1881 – Munce’s, 11-17 Cornmarket, Belfast
Demolished circa 1980 by which time it had acquired an extra storey. Replaced by a poor commercial building also in brick which attempted to mimic the rhythm of the windows in the original.
“Mr. Munce’s own shop constitutes, how ever, the chief feature of attraction. This has a frontage of 26 ft., with a depth of about 65 ft., behind which is the workshop for per forming sundry matters connected with the business. In addition to provision for the best display of the goods, everything about the shop has been arranged both inside and out with a view to the most scrupulous cleanliness.
The pilasters which support the front, and the plinths under the windows, are all, as seen both from the outside and the interior, of polished grey granite, supplied from the Bessbrook Granite Company’s works, County Armagh.
The walls of the shop are all built of light cream coloured glazed bricks, diversified with bands of blue similarly glazed bricks in ornamental patterns, all supplied from Messrs. William Ingham and Son’s works, Wortley, Leeds. The beams and panelling of the ceiling are of pitch pine, highly varnished, and the shop counters, tables, and shelves being all of white marble, it will be seen that every portion of the shop not merely affords no surface capable of absorbing dirt or grease, but allows facilities for the application of water in every part by means of hose or otherwise.
The entrance is wide, so as to admit of a marble table in the centre, with room for the customers to pass on either side, the massive metal framework which supports the marble slabs of the tables being arranged to run with wheels on a tramway let into the floor down the middle of the shop, so that the whole can be easily moved back or forwards at convenience. All the other fittings and appurtenances of the shop, the galvanised iron bars with sliding hooks, rings, &c., for the support of the carcases, and the columns supporting the beams, are of a massive and appropriate character.
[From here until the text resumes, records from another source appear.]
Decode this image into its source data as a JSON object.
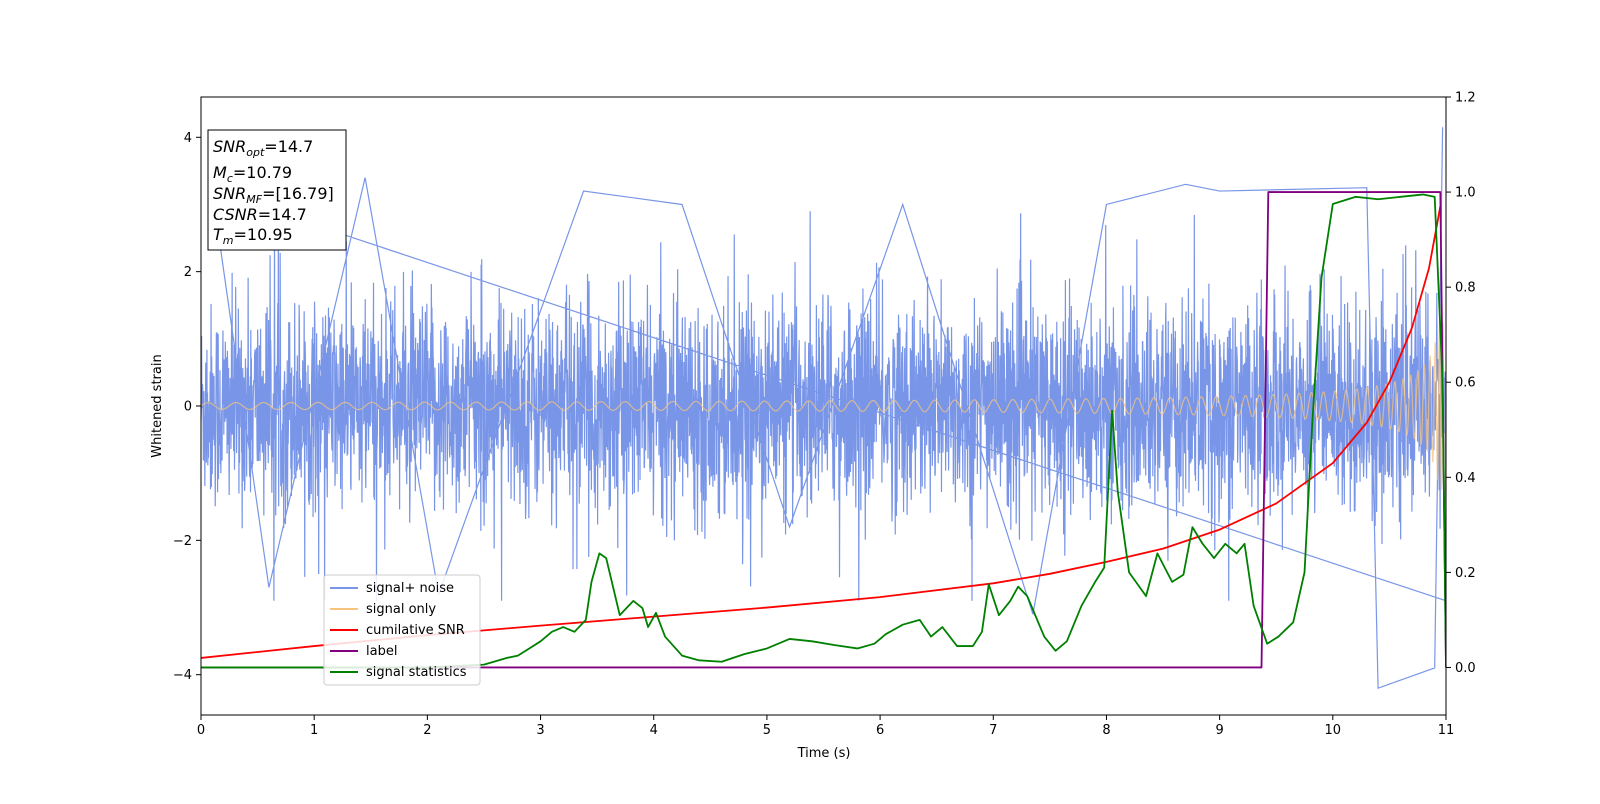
{
  "chart_data": {
    "type": "line",
    "xlabel": "Time (s)",
    "ylabel": "Whitened strain",
    "xlim": [
      0,
      11
    ],
    "ylim": [
      -4.6,
      4.6
    ],
    "y2lim": [
      -0.1,
      1.2
    ],
    "x_ticks": [
      "0",
      "1",
      "2",
      "3",
      "4",
      "5",
      "6",
      "7",
      "8",
      "9",
      "10",
      "11"
    ],
    "y_ticks": [
      "-4",
      "-2",
      "0",
      "2",
      "4"
    ],
    "y2_ticks": [
      "0.0",
      "0.2",
      "0.4",
      "0.6",
      "0.8",
      "1.0",
      "1.2"
    ],
    "grid": false,
    "legend_position": "lower-left",
    "info_box": {
      "snr_opt": {
        "base": "SNR",
        "sub": "opt",
        "value": "=14.7"
      },
      "mc": {
        "base": "M",
        "sub": "c",
        "value": "=10.79"
      },
      "snr_mf": {
        "base": "SNR",
        "sub": "MF",
        "value": "=[16.79]"
      },
      "csnr": {
        "base": "CSNR",
        "value": "=14.7"
      },
      "tm": {
        "base": "T",
        "sub": "m",
        "value": "=10.95"
      }
    },
    "series": [
      {
        "name": "signal+ noise",
        "color": "#7895e8",
        "axis": "left",
        "kind": "noise",
        "band_sd": 0.75,
        "peaks": [
          [
            0.1,
            3.2
          ],
          [
            0.6,
            -2.7
          ],
          [
            1.45,
            3.4
          ],
          [
            2.1,
            -2.8
          ],
          [
            3.38,
            3.2
          ],
          [
            4.25,
            3.0
          ],
          [
            5.2,
            -1.8
          ],
          [
            6.2,
            3.0
          ],
          [
            7.35,
            -3.1
          ],
          [
            8.0,
            3.0
          ],
          [
            8.7,
            3.3
          ],
          [
            9.0,
            3.2
          ],
          [
            10.3,
            3.25
          ],
          [
            10.4,
            -4.2
          ],
          [
            10.9,
            -3.9
          ],
          [
            10.97,
            4.15
          ]
        ]
      },
      {
        "name": "signal only",
        "color": "#f6c47f",
        "axis": "left",
        "kind": "chirp",
        "tc": 11.0,
        "amp_start": 0.05,
        "amp_end": 1.25
      },
      {
        "name": "cumilative SNR",
        "color": "#ff0000",
        "axis": "right",
        "points": [
          [
            0,
            0.02
          ],
          [
            1,
            0.045
          ],
          [
            2,
            0.068
          ],
          [
            3,
            0.088
          ],
          [
            4,
            0.107
          ],
          [
            5,
            0.126
          ],
          [
            6,
            0.148
          ],
          [
            7,
            0.177
          ],
          [
            7.5,
            0.197
          ],
          [
            8,
            0.222
          ],
          [
            8.5,
            0.25
          ],
          [
            9,
            0.29
          ],
          [
            9.5,
            0.345
          ],
          [
            10,
            0.43
          ],
          [
            10.3,
            0.515
          ],
          [
            10.5,
            0.6
          ],
          [
            10.7,
            0.715
          ],
          [
            10.85,
            0.84
          ],
          [
            10.95,
            0.97
          ]
        ]
      },
      {
        "name": "label",
        "color": "#800080",
        "axis": "right",
        "points": [
          [
            0,
            0
          ],
          [
            9.37,
            0
          ],
          [
            9.43,
            1.0
          ],
          [
            10.95,
            1.0
          ],
          [
            11.0,
            0.0
          ]
        ]
      },
      {
        "name": "signal statistics",
        "color": "#008000",
        "axis": "right",
        "points": [
          [
            0,
            0
          ],
          [
            1,
            0
          ],
          [
            2,
            0
          ],
          [
            2.5,
            0.006
          ],
          [
            2.7,
            0.02
          ],
          [
            2.8,
            0.025
          ],
          [
            2.9,
            0.04
          ],
          [
            3.0,
            0.055
          ],
          [
            3.1,
            0.075
          ],
          [
            3.2,
            0.085
          ],
          [
            3.3,
            0.075
          ],
          [
            3.4,
            0.1
          ],
          [
            3.45,
            0.18
          ],
          [
            3.52,
            0.24
          ],
          [
            3.58,
            0.23
          ],
          [
            3.7,
            0.11
          ],
          [
            3.82,
            0.14
          ],
          [
            3.9,
            0.125
          ],
          [
            3.95,
            0.085
          ],
          [
            4.02,
            0.115
          ],
          [
            4.1,
            0.065
          ],
          [
            4.25,
            0.025
          ],
          [
            4.4,
            0.015
          ],
          [
            4.6,
            0.012
          ],
          [
            4.8,
            0.028
          ],
          [
            5.0,
            0.04
          ],
          [
            5.2,
            0.06
          ],
          [
            5.4,
            0.055
          ],
          [
            5.6,
            0.047
          ],
          [
            5.8,
            0.04
          ],
          [
            5.95,
            0.05
          ],
          [
            6.05,
            0.07
          ],
          [
            6.2,
            0.09
          ],
          [
            6.35,
            0.1
          ],
          [
            6.45,
            0.065
          ],
          [
            6.55,
            0.085
          ],
          [
            6.68,
            0.045
          ],
          [
            6.82,
            0.045
          ],
          [
            6.9,
            0.075
          ],
          [
            6.96,
            0.175
          ],
          [
            7.05,
            0.11
          ],
          [
            7.15,
            0.14
          ],
          [
            7.22,
            0.17
          ],
          [
            7.3,
            0.15
          ],
          [
            7.45,
            0.065
          ],
          [
            7.55,
            0.035
          ],
          [
            7.65,
            0.055
          ],
          [
            7.78,
            0.13
          ],
          [
            7.9,
            0.18
          ],
          [
            7.98,
            0.21
          ],
          [
            8.05,
            0.54
          ],
          [
            8.1,
            0.37
          ],
          [
            8.2,
            0.2
          ],
          [
            8.35,
            0.15
          ],
          [
            8.45,
            0.24
          ],
          [
            8.58,
            0.18
          ],
          [
            8.68,
            0.195
          ],
          [
            8.76,
            0.295
          ],
          [
            8.85,
            0.26
          ],
          [
            8.95,
            0.23
          ],
          [
            9.05,
            0.26
          ],
          [
            9.15,
            0.24
          ],
          [
            9.22,
            0.26
          ],
          [
            9.3,
            0.13
          ],
          [
            9.42,
            0.05
          ],
          [
            9.52,
            0.065
          ],
          [
            9.65,
            0.095
          ],
          [
            9.75,
            0.2
          ],
          [
            9.82,
            0.52
          ],
          [
            9.9,
            0.82
          ],
          [
            10.0,
            0.975
          ],
          [
            10.2,
            0.99
          ],
          [
            10.4,
            0.985
          ],
          [
            10.6,
            0.99
          ],
          [
            10.8,
            0.995
          ],
          [
            10.9,
            0.99
          ],
          [
            10.97,
            0.6
          ],
          [
            11.0,
            0.0
          ]
        ]
      }
    ]
  }
}
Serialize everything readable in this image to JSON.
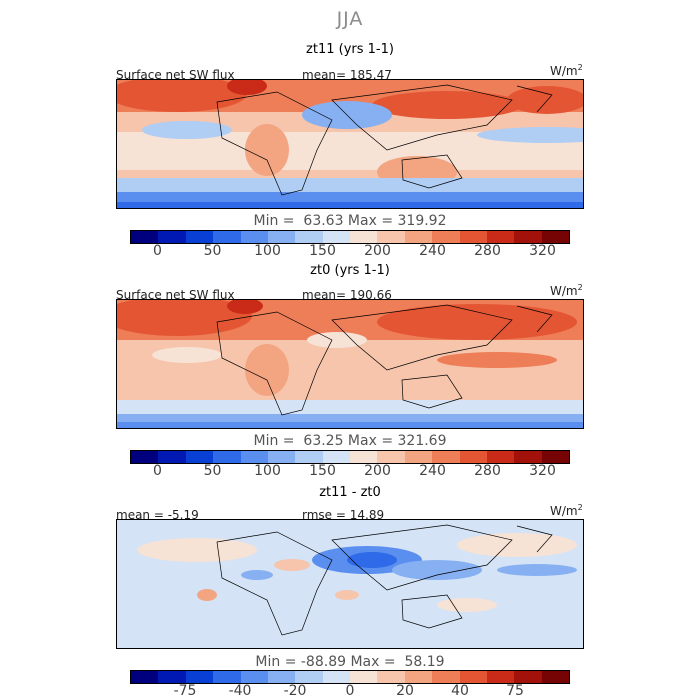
{
  "season": "JJA",
  "unit_base": "W/m",
  "unit_exp": "2",
  "panels": [
    {
      "title": "zt11 (yrs 1-1)",
      "field": "Surface net SW flux",
      "stat": "mean= 185.47",
      "minmax": "Min =  63.63 Max = 319.92",
      "ticks": [
        "0",
        "50",
        "100",
        "150",
        "200",
        "240",
        "280",
        "320"
      ],
      "colors": [
        "#00007f",
        "#0019b2",
        "#0a3fd6",
        "#2f6ae8",
        "#5a8ff0",
        "#86b0f2",
        "#b0cdf4",
        "#d4e3f6",
        "#f7e2d6",
        "#f6c5ac",
        "#f3a581",
        "#ee7e58",
        "#e45633",
        "#c92b18",
        "#a3110b",
        "#760404"
      ]
    },
    {
      "title": "zt0 (yrs 1-1)",
      "field": "Surface net SW flux",
      "stat": "mean= 190.66",
      "minmax": "Min =  63.25 Max = 321.69",
      "ticks": [
        "0",
        "50",
        "100",
        "150",
        "200",
        "240",
        "280",
        "320"
      ],
      "colors": [
        "#00007f",
        "#0019b2",
        "#0a3fd6",
        "#2f6ae8",
        "#5a8ff0",
        "#86b0f2",
        "#b0cdf4",
        "#d4e3f6",
        "#f7e2d6",
        "#f6c5ac",
        "#f3a581",
        "#ee7e58",
        "#e45633",
        "#c92b18",
        "#a3110b",
        "#760404"
      ]
    },
    {
      "title": "zt11 - zt0",
      "field": "mean =  -5.19",
      "stat": "rmse =  14.89",
      "minmax": "Min = -88.89 Max =  58.19",
      "ticks": [
        "-75",
        "-40",
        "-20",
        "0",
        "20",
        "40",
        "75"
      ],
      "colors": [
        "#00007f",
        "#0019b2",
        "#0a3fd6",
        "#2f6ae8",
        "#5a8ff0",
        "#86b0f2",
        "#b0cdf4",
        "#d4e3f6",
        "#f7e2d6",
        "#f6c5ac",
        "#f3a581",
        "#ee7e58",
        "#e45633",
        "#c92b18",
        "#a3110b",
        "#760404"
      ]
    }
  ]
}
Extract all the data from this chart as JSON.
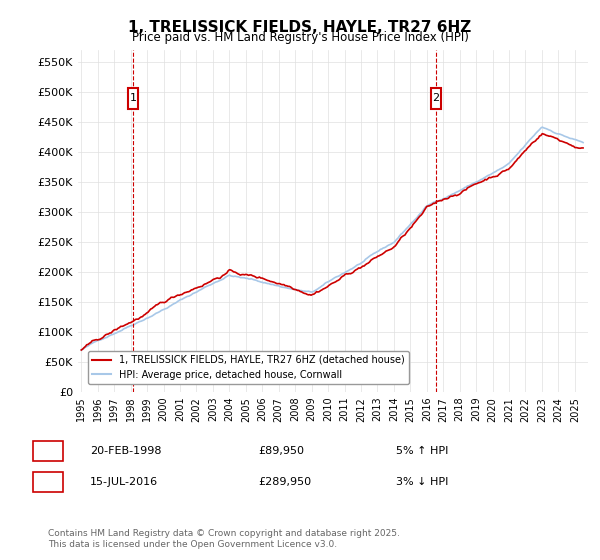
{
  "title": "1, TRELISSICK FIELDS, HAYLE, TR27 6HZ",
  "subtitle": "Price paid vs. HM Land Registry's House Price Index (HPI)",
  "legend_entry1": "1, TRELISSICK FIELDS, HAYLE, TR27 6HZ (detached house)",
  "legend_entry2": "HPI: Average price, detached house, Cornwall",
  "sale1_date": "20-FEB-1998",
  "sale1_price": 89950,
  "sale1_label": "5% ↑ HPI",
  "sale2_date": "15-JUL-2016",
  "sale2_price": 289950,
  "sale2_label": "3% ↓ HPI",
  "footer": "Contains HM Land Registry data © Crown copyright and database right 2025.\nThis data is licensed under the Open Government Licence v3.0.",
  "hpi_color": "#a8c8e8",
  "price_color": "#cc0000",
  "sale_vline_color": "#cc0000",
  "ylim": [
    0,
    570000
  ],
  "yticks": [
    0,
    50000,
    100000,
    150000,
    200000,
    250000,
    300000,
    350000,
    400000,
    450000,
    500000,
    550000
  ],
  "background_color": "#ffffff",
  "grid_color": "#e0e0e0"
}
The entrance is closed by revolving shutters at night, or when necessary, pierced for ventilation. Portion of the front above the polished granite work is executed in Dungannon stone, for the window-dressings, cornices, string courses, &c., the spaces between being filled with dark-red glazed bricks from Messrs. Ingham and Sons, of Wortley, relieved with bands and panels of dark-brown Faiénce ware, supplied by Messrs. Wilcock and Co., of Burmantofts, near Leeds. The introduction of these glazed bricks and Faiénce ware are, we believe, almost a novelty on this side of the Channel, but from their bright, clear appearance, their weather and smoke-resisting preperties and durability, are pointed out as being well qualified to fill an important place in the street architecture of the future. They can at any time be cleaned by use of hose and town water from the mains.
The stairs to the upper part of the premises, which lead from Corn Market, are very easy and substantial, formed in oak and mahogany. The rooms are well lighted and lofty, and have every convenience that could be desired in the way of lavatories, &c., well lighted and ventilated.
The contractor for the works generally was Mr. William McCammond, of Duncairn street; the architects being Messrs. Thomas Jackson and Son, of Plough Buildings, Corn Market.”